Я ответил то, что всем известно, — что мы одного возраста, что встретились с ним в первый год нашего пребывания в Иерусалиме и с тех пор между нами установились близкие отношения. Но Идо не слушал, а вновь и вновь спрашивал меня, действительно ли я хорошо его знаю, подчеркивая «хорошо». Я пытался ответить с иронией, но он этого не принял, сердился. В нем появилось что-то пугающее, серьезное, как в романах Гессе. Я спросил его, что он делал в Вашингтоне, о встрече с адвокатом, о том человеке, связанном с книгой Фарбера, но он отвечал очень коротко, что для него не характерно.

«Ладно, ладно», — повторял он, и снова — хорошо ли я знаю Тироша? Я спросил: а можно ли знать человека, каков он «на самом деле», он снова этого не воспринял и настойчиво повторял свой вопрос. В конце концов я сказал — и это соответствует истине, — что я знаю его так, как такой человек, как я, может знать такого человека, как он, что для меня он — символ нигилизма и я всю жизнь хотел быть его полной противоположностью. Это одна из причин, по которой я выбрал для своих занятий средневековую поэзию.

Клейн снова глянул на портрет человека в костюме. Михаэль смотрел на Клейна недоумевающе.

— Это фото профессора Шермана. Вы его знали?
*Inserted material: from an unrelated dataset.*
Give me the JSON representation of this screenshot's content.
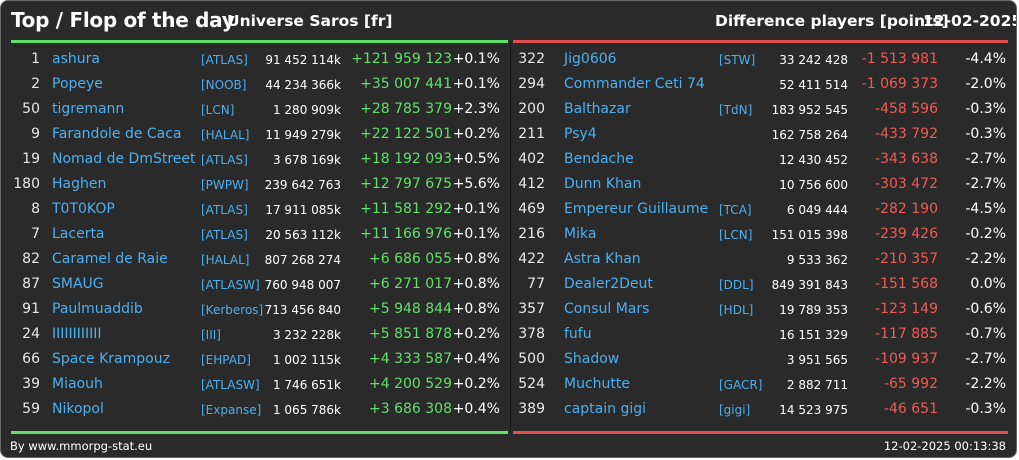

Михаэль кивнул неопределенно, и Клейн продолжил:

— Я остановил свой выбор на средневековой поэзии, разбираюсь я и в современной. Меня привлекает чистый классицизм. Я не могу выносить пустопорожнюю болтовню изучающих современную поэзию, бесконечные споры, жуткое невежество. В конечном счете сколько раз в жизни нам попадаются такие студенты, как Идо? Я выложил ему все начистоту, мне казалось, что он в тяжелом положении. Много говорил о разнице между мной и Тирошем. Сказал, что могу ручаться: я знаю Тироша довольно близко, знаком с его достоинствами и недостатками.

Идо печально взглянул на меня: «Нет, вы его вообще не знаете, вам только кажется».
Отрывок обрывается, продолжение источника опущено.